The consequence of the expiry of the licence
Section 147 of the Act requires that, before giving effect to a decision to cancel or refuse to renew an authorisation, the Executive Director must give each affected person notice in writing of the decision, and allow sufficient time for that person to make an application for review of the decision and for that application to be determined. Section 149 enables an affected person to apply to the State Administrative Tribunal for a review of a decision referred to in s 147.
By virtue of s 29 of the State Administrative Tribunal Act 2004, in the exercise of its review jurisdiction, the Tribunal may affirm, vary or set aside the decision that is being reviewed and either substitute its own decision or send the matter back to the decision maker for reconsideration, and may make any other orders the tribunal considers appropriate. Section 29 also confers on the Tribunal when dealing with the matter in the exercise of its review jurisdiction, the functions and discretions corresponding to those exercisable by the decision maker in making the reviewable decision. Neither s 29, nor any other provision of the State Administrative Tribunal Act, places the tribunal in the shoes of the decision maker for any purpose other than dealing with the decision under review. The decision under review was not to renew, or to cancel, the applicant's license under the Management Plan. That licence expired on 31 May 2000. The applicant did nothing to renew it. It was clearly open to him to renew it, notwithstanding the Executive Director's intention not to grant that renewal, because s 150 of the Act would have had the effect of continuing the license in force until the application was determined. It is regrettable that renewal forms were not sent out as they normally would have been and that s 150 was not drawn to the applicant's attention by the Department. The licence ceased to exist not because of the Executive Director's decision, but because of the effluxion of time. This tribunal has no jurisdiction to grant a new licence. As a result, any order that this tribunal might make setting aside the Executive Director's decision to cancel or not renew the license would have no practical effect.
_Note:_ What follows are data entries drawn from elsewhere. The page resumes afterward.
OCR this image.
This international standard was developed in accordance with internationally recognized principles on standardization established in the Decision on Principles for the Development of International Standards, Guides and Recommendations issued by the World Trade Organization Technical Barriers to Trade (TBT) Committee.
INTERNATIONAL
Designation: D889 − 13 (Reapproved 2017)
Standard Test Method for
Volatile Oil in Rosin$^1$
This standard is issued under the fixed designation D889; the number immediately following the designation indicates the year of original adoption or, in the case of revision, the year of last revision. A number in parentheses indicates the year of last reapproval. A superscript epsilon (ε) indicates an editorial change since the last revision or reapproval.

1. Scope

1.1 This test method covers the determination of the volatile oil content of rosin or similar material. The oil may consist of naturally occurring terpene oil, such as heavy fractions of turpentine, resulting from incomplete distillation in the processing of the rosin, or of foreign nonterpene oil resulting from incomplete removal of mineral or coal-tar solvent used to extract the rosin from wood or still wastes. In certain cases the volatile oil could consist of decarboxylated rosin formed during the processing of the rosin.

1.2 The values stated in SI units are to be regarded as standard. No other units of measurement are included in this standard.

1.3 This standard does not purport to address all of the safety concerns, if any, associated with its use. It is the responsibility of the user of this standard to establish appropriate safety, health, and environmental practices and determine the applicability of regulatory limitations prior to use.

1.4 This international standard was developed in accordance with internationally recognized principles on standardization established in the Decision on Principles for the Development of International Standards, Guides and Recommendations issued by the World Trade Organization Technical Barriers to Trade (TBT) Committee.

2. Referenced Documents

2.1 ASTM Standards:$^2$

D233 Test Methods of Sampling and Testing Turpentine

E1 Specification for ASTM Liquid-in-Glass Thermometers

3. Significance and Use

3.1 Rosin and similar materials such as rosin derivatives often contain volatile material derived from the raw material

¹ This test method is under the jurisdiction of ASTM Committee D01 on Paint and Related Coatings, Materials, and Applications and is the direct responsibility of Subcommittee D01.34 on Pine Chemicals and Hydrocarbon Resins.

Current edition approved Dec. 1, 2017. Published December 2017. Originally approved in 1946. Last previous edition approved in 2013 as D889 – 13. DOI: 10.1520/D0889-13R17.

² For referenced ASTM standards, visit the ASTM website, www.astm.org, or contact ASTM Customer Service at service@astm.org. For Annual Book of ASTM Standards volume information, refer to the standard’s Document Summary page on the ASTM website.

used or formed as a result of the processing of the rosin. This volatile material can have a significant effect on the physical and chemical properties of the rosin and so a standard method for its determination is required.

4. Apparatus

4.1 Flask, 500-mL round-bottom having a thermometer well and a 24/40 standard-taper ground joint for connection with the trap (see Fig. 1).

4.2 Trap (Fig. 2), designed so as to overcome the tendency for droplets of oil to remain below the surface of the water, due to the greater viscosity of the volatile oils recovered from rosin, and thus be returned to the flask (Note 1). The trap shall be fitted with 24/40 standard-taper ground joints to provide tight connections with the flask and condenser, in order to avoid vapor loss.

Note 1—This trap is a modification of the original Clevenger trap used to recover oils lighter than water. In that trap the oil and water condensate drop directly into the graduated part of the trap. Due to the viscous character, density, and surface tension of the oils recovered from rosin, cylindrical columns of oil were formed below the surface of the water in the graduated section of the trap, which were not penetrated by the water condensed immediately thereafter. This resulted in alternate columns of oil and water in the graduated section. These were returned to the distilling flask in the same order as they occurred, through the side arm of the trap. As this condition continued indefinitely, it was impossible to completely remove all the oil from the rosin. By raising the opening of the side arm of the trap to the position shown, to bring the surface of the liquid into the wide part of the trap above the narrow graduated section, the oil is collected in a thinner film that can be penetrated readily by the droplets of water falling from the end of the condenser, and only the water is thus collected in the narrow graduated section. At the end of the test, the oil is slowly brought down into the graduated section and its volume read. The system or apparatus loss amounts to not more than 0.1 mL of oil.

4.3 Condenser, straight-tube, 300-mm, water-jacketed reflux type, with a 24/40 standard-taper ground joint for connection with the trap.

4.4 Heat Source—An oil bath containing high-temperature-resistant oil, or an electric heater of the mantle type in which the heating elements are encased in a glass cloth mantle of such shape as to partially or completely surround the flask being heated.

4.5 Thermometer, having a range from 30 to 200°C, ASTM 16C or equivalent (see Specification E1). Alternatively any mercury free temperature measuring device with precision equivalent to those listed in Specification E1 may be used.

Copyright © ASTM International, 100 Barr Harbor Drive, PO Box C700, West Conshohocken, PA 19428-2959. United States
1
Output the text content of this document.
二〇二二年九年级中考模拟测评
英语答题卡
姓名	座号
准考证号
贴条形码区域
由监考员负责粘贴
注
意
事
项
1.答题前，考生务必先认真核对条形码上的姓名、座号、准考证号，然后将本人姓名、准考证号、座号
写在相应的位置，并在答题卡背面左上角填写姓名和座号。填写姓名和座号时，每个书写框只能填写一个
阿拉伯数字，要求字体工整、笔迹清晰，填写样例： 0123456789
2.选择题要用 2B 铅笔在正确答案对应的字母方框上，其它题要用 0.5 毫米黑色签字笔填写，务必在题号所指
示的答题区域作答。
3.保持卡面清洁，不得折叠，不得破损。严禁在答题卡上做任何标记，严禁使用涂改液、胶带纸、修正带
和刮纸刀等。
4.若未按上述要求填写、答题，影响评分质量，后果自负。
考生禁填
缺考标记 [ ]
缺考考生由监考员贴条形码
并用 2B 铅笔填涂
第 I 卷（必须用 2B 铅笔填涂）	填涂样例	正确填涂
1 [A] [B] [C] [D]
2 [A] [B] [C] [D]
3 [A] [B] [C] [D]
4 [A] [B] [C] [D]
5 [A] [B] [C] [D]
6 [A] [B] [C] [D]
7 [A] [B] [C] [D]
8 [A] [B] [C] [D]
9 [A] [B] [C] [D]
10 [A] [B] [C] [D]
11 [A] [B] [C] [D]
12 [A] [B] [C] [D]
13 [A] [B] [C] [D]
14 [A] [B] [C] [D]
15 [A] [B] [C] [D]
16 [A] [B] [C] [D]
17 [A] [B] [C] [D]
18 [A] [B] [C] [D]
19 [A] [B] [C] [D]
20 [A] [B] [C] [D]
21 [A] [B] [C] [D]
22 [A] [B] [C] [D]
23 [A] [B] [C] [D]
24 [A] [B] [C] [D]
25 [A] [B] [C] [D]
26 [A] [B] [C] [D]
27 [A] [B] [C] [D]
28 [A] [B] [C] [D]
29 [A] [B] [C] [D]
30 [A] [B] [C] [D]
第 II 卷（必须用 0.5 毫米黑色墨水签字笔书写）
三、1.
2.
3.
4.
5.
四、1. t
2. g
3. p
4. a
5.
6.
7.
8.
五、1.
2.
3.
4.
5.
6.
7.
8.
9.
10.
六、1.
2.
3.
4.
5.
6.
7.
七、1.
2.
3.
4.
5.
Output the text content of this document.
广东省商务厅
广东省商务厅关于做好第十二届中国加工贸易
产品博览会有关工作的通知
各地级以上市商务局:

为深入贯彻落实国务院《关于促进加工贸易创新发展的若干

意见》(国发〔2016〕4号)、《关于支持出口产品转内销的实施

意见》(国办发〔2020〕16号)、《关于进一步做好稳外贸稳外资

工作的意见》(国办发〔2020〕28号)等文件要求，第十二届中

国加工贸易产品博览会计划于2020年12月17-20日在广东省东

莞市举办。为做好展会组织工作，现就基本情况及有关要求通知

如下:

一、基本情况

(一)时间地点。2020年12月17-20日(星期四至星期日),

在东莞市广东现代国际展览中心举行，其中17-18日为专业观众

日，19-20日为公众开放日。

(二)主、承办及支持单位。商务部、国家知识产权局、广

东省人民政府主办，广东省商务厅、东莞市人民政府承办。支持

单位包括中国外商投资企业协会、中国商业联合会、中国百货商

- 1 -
As a consequence, I am of the view that this appeal is lacking substance in the sense of that expression as found in s 47(1) of the State Administrative Tribunal Act 2004. Accordingly, I have reached the view that the application should be dismissed pursuant to s 47(2) of the State Administrative Tribunal Act 2004.
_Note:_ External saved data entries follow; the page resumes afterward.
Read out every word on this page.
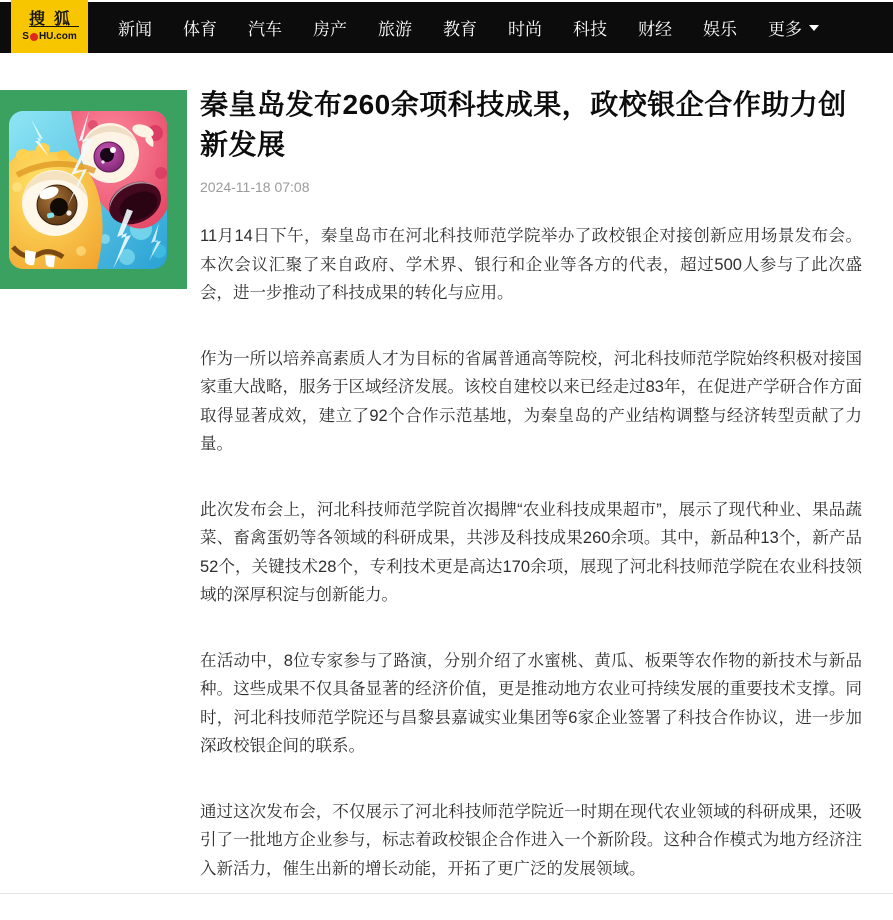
搜狐
S HU.com 新闻 体育 汽车 房产 旅游 教育 时尚 科技 财经 娱乐 更多
秦皇岛发布260余项科技成果，政校银企合作助力创新发展
2024-11-18 07:08

11月14日下午，秦皇岛市在河北科技师范学院举办了政校银企对接创新应用场景发布会。本次会议汇聚了来自政府、学术界、银行和企业等各方的代表，超过500人参与了此次盛会，进一步推动了科技成果的转化与应用。

作为一所以培养高素质人才为目标的省属普通高等院校，河北科技师范学院始终积极对接国家重大战略，服务于区域经济发展。该校自建校以来已经走过83年，在促进产学研合作方面取得显著成效，建立了92个合作示范基地，为秦皇岛的产业结构调整与经济转型贡献了力量。

此次发布会上，河北科技师范学院首次揭牌“农业科技成果超市”，展示了现代种业、果品蔬菜、畜禽蛋奶等各领域的科研成果，共涉及科技成果260余项。其中，新品种13个，新产品52个，关键技术28个，专利技术更是高达170余项，展现了河北科技师范学院在农业科技领域的深厚积淀与创新能力。

在活动中，8位专家参与了路演，分别介绍了水蜜桃、黄瓜、板栗等农作物的新技术与新品种。这些成果不仅具备显著的经济价值，更是推动地方农业可持续发展的重要技术支撑。同时，河北科技师范学院还与昌黎县嘉诚实业集团等6家企业签署了科技合作协议，进一步加深政校银企间的联系。

通过这次发布会，不仅展示了河北科技师范学院近一时期在现代农业领域的科研成果，还吸引了一批地方企业参与，标志着政校银企合作进入一个新阶段。这种合作模式为地方经济注入新活力，催生出新的增长动能，开拓了更广泛的发展领域。
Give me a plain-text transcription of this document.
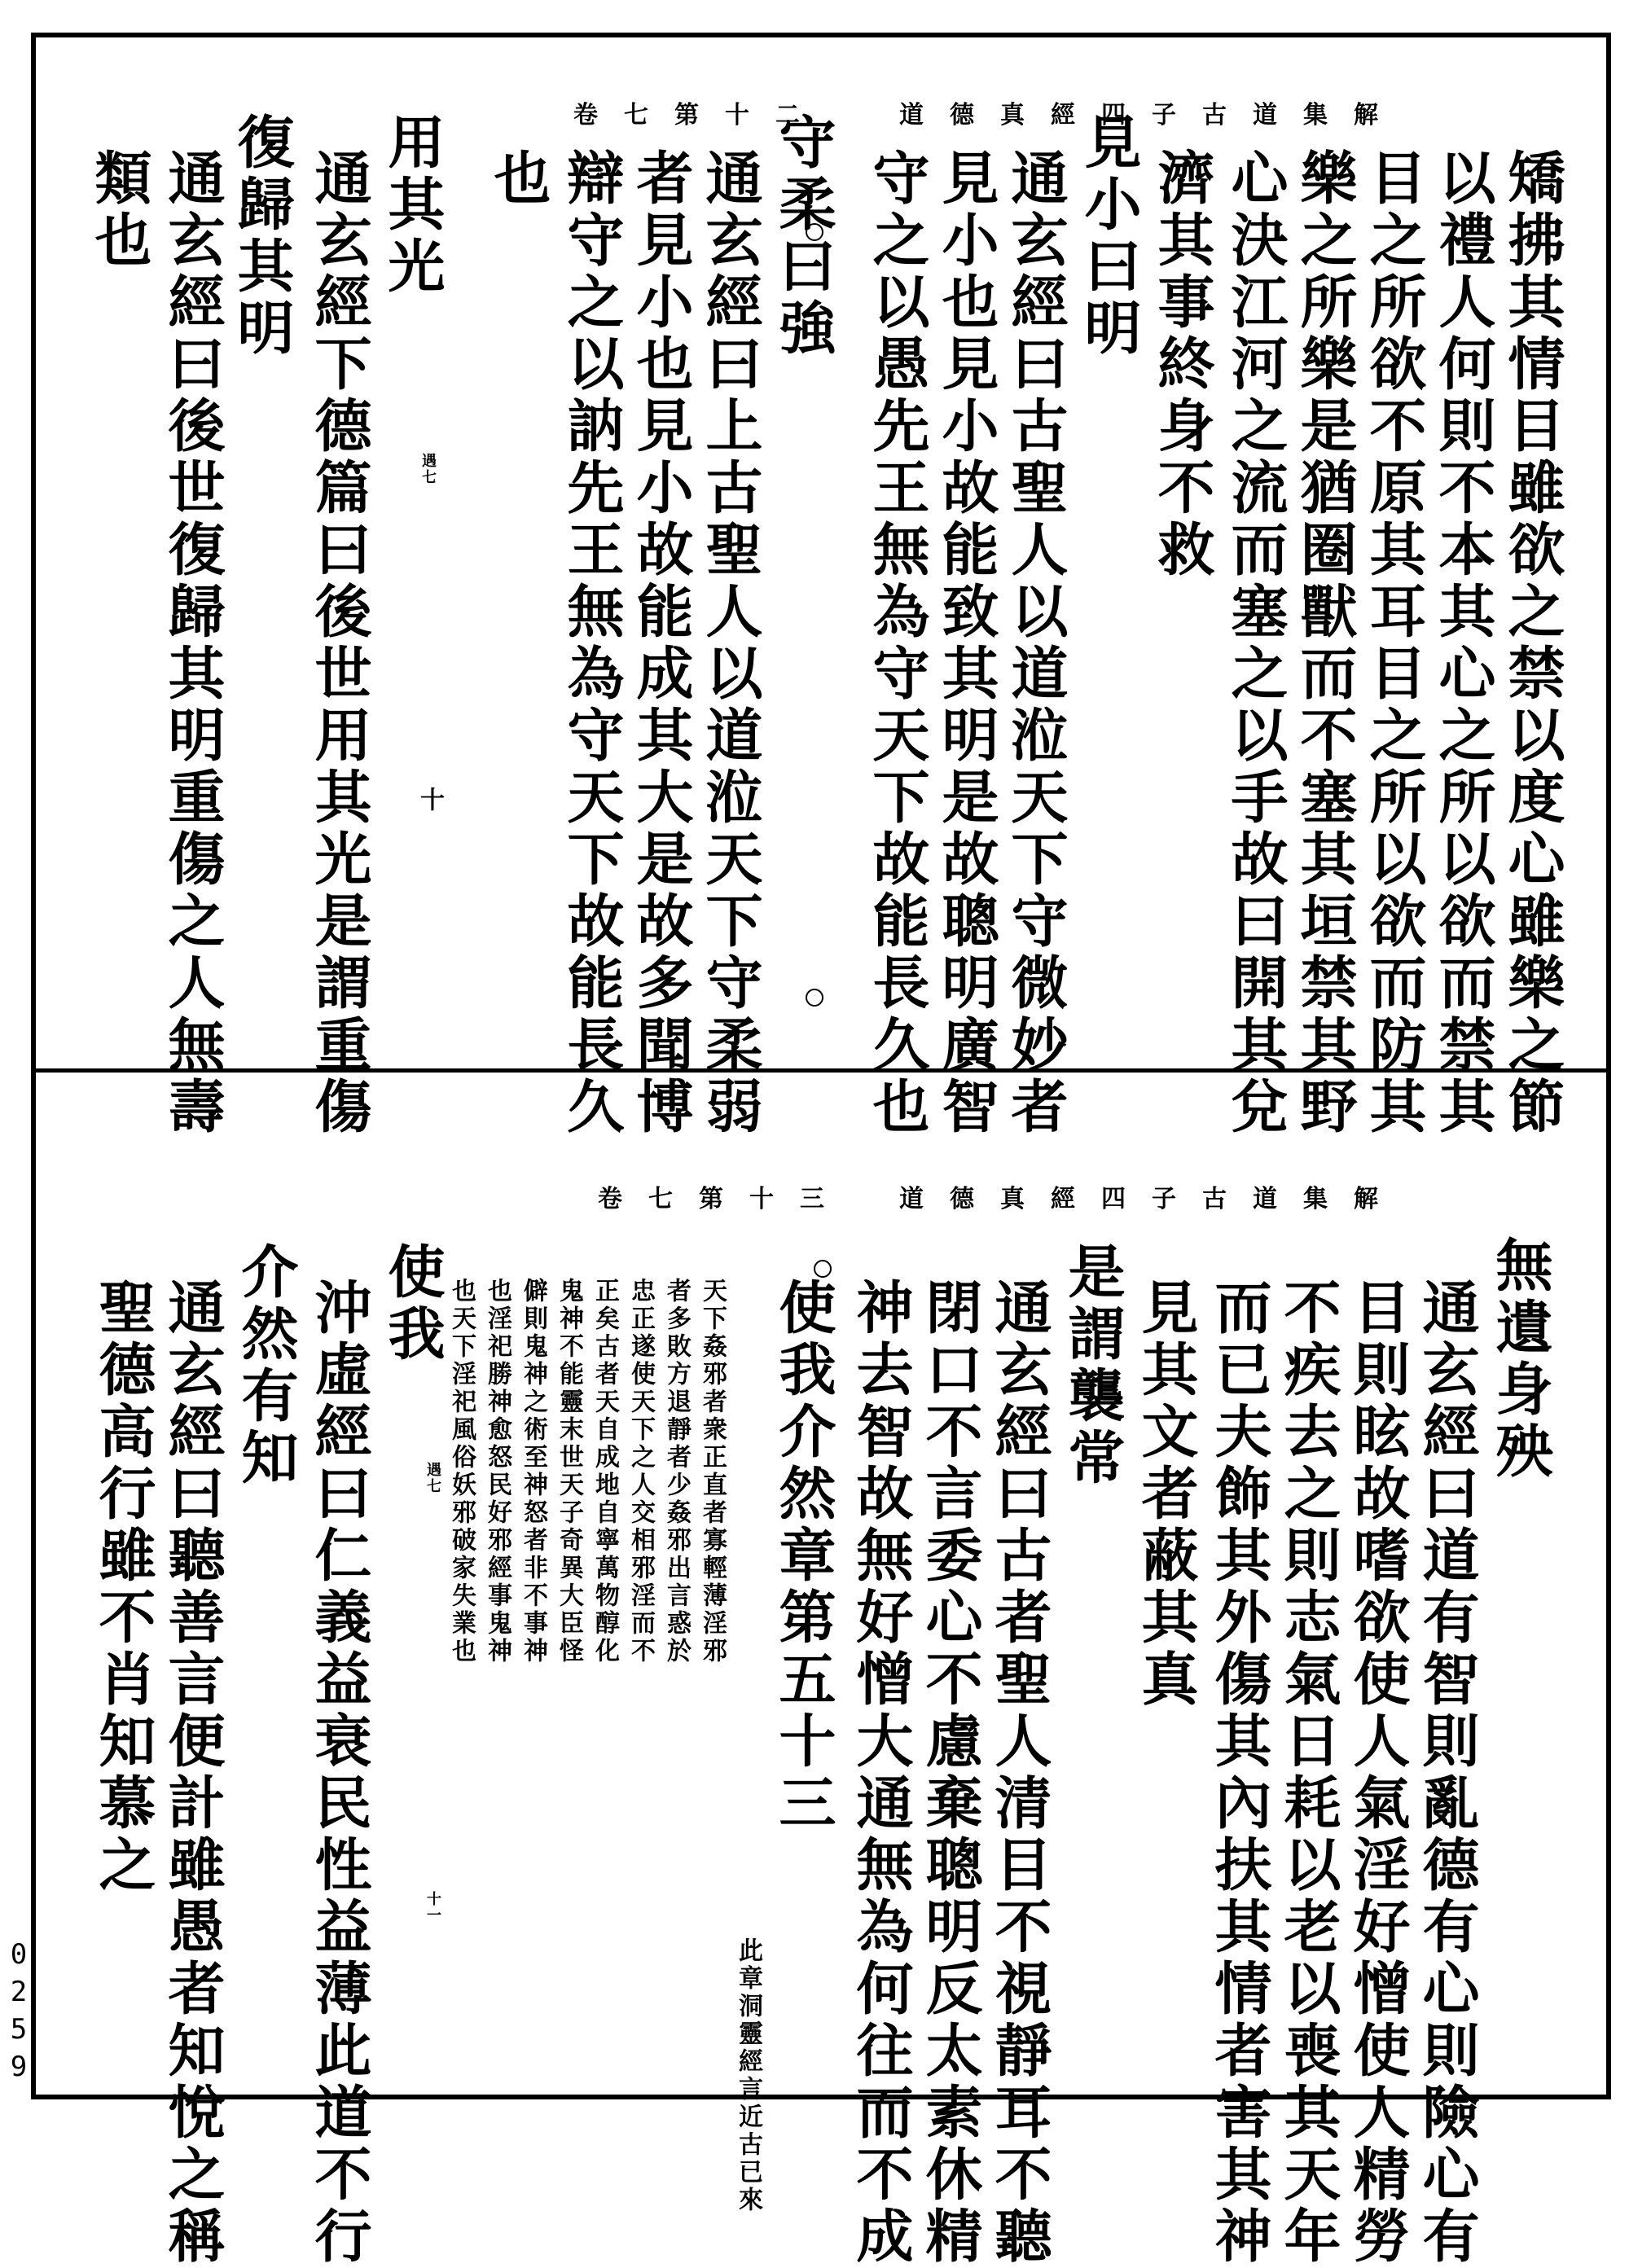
道德真經四子古道集解
卷七第十二
矯拂其情目雖欲之禁以度心雖樂之節
以禮人何則不本其心之所以欲而禁其
目之所欲不原其耳目之所以欲而防其
樂之所樂是猶圈獸而不塞其垣禁其野
心決江河之流而塞之以手故曰開其兌
濟其事終身不救
見小曰明
通玄經曰古聖人以道涖天下守微妙者
見小也見小故能致其明是故聰明廣智
守之以愚先王無為守天下故能長久也
守柔曰強
通玄經曰上古聖人以道涖天下守柔弱
者見小也見小故能成其大是故多聞博
辯守之以訥先王無為守天下故能長久
也
用其光
通玄經下德篇曰後世用其光是謂重傷
復歸其明
通玄經曰後世復歸其明重傷之人無壽
類也
遇七
十
道德真經四子古道集解
卷七第十三
無遺身殃
通玄經曰道有智則亂德有心則險心有
目則眩故嗜欲使人氣淫好憎使人精勞
不疾去之則志氣日耗以老以喪其天年
而已夫飾其外傷其內扶其情者害其神
見其文者蔽其真
是謂襲常
通玄經曰古者聖人清目不視靜耳不聽
閉口不言委心不慮棄聰明反太素休精
神去智故無好憎大通無為何往而不成
使我介然章第五十三
此章洞靈經言近古已來
天下姦邪者衆正直者寡輕薄淫邪
者多敗方退靜者少姦邪出言惑於
忠正遂使天下之人交相邪淫而不
正矣古者天自成地自寧萬物醇化
鬼神不能靈末世天子奇異大臣怪
僻則鬼神之術至神怒者非不事神
也淫祀勝神愈怒民好邪經事鬼神
也天下淫祀風俗妖邪破家失業也
遇七
十一
使我
沖虛經曰仁義益衰民性益薄此道不行
介然有知
通玄經曰聽善言便計雖愚者知悅之稱
聖德高行雖不肖知慕之
0259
The applicant has been led to believe that amendments will be made to the Management Plan which will enable his re-entry into the fishery. He did not press his objection in reliance on that assurance. Notwithstanding that assurance, some years have passed with no action being taken. There does not seem to be any reason associated with the good management of the fishery for the applicant's exclusion from it. It is to be hoped the appropriate steps to obtain the necessary amendment can be taken without further undue delay.
I certify that this and the preceding eleven pages comprise the reasons for decision of the Tribunal.